Grace whipped around and caught his grin, and tossed it back with her own laugh. “Do those fingers in the air mean you want a double shot, or two percent milk, or two lattes so you can double-fist?” She leaned close enough that he caught a whiff of her sweet scent again. “My sister the teacher likes to say you get what you get and you don’t get upset.”

“Di-a-di-a—” His fingers mimed a finger-prick test, then a syringe, as he tried to convey that his mother had diabetes so she could buy fruit in the cafeteria instead of pastries. “Bee—”

A loud thump jerked Grace upright.

His mother had collapsed into a chair. She hadn’t fallen, but her skin was gray, she had one hand on her chest and both eyes closed.

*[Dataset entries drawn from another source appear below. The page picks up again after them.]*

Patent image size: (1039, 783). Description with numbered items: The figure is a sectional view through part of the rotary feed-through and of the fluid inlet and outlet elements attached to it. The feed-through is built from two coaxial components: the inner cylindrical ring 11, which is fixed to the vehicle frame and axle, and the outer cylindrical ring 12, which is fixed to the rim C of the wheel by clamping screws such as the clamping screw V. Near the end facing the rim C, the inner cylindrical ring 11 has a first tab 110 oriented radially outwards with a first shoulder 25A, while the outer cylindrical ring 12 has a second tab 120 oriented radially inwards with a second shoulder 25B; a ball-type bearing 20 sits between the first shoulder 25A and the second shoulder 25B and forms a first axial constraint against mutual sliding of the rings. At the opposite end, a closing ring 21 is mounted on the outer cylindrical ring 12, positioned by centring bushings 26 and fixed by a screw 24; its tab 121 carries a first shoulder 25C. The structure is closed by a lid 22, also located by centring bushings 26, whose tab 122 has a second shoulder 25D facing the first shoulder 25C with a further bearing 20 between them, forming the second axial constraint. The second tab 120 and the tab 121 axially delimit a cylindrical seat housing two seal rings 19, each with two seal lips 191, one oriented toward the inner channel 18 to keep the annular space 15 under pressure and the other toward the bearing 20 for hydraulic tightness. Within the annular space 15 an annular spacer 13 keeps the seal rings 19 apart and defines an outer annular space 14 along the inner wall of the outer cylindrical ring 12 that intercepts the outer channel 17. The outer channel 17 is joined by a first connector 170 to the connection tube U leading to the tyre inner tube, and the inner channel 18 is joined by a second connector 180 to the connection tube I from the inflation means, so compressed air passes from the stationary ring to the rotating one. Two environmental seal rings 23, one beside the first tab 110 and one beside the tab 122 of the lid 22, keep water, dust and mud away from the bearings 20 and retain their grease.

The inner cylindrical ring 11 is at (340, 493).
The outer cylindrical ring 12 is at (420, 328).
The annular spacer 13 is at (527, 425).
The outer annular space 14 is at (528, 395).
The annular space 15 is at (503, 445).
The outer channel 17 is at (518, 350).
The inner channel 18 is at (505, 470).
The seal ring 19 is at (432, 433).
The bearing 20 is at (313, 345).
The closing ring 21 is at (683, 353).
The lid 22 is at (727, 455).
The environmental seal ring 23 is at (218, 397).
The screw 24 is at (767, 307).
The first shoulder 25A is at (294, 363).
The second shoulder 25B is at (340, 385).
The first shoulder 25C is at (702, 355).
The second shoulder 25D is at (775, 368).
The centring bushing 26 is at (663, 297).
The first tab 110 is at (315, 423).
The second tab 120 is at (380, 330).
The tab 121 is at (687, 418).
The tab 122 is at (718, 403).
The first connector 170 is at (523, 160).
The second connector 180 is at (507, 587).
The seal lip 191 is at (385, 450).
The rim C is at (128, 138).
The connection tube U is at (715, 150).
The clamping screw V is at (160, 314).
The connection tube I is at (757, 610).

“Go!” He scrambled to the call button while Grace sprinted from the room, yelling for a nurse. Using his arms and hips he flopped to the foot of his bed, but he couldn’t touch his mother. Her chair was too far. “¡Mamá!”

She didn’t answer, but her chest moved enough that he felt able to take a matching breath as he yanked out his drip. He had to reach her, so he gritted his teeth against his leg pain and rolled to the gap between the bed bars and the footboard. If he went out face first, like a push-up, he could hand-walk out of it and try to land only on his remaining knee.

Two nurses double-timed into the room and pressure cuffed his mother before he could manage more than his fingertips on the floor. At least they ignored how he was hung up on the edge of the mattress, instead assisting his mother into a wheelchair. Grace was the one who wrapped her arms under his armpits and helped him work backward into place.